When we were still in business, each new SCM that came out, we'd hold our breath until we looked at it and said "No weave!"
For those who don't know, the SCCS weave is how your data is stored. Most people are used to something like RCS which is patch based. For the RCS trunk, the head is stored as plain text, the previous delta is a reverse patch against the head, lather, rinse, repeat. Branches are forward deltas, so if you want to get something on a branch, you start with the head, apply reverse deltas until you get to the branch point and then forward deltas until you get to the branch tip. Ask Dave Miller how much he loved working on a branch of gcc, spoiler, he hated it. With good reason.
SCCS has a weave that is not aware of branches at all, it only knows about deltas. So you can get 1.1 in exactly the same amount of time as it takes to get head, it is one read through all the data. bk annotate (git blame) is astonishingly fast.
And merges are by reference, no data is copied across a merge.
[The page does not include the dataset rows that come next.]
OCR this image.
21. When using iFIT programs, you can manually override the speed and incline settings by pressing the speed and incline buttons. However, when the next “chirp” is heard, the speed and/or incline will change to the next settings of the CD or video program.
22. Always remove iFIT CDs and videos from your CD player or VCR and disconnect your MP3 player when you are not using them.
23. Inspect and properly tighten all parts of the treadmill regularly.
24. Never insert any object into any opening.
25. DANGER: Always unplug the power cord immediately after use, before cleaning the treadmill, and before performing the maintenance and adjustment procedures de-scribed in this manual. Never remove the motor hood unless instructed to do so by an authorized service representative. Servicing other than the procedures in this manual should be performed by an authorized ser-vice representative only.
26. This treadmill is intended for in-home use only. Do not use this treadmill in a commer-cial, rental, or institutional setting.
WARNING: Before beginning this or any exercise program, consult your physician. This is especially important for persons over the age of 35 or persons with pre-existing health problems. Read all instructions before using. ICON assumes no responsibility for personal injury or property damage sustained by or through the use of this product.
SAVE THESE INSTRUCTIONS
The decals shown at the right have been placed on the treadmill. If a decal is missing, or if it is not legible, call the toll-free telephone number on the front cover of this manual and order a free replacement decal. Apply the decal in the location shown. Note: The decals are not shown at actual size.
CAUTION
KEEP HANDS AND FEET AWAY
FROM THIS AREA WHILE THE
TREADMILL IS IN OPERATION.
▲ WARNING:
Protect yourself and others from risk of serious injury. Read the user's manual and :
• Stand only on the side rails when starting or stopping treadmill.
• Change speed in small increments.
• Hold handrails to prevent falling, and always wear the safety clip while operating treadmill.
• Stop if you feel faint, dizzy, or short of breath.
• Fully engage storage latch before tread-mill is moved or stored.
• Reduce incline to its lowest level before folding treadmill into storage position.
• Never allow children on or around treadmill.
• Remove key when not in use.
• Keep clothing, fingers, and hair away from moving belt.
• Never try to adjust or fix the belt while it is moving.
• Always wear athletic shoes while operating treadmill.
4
Try that in a patch based system. How many of you have been burned because you merged in a branch full of code that someone else wrote, and on the trunk all the new data from the branch looks like you wrote it, so you get blamed when there is a bug in that code? That's because your brain dead system copied code from the branch to the trunk (Git does this as well, that's what the repack code is trying to "fix", it is deduping the copies).
Weaves are the schnizzle, any SCM system that doesn't use them today is so 1980.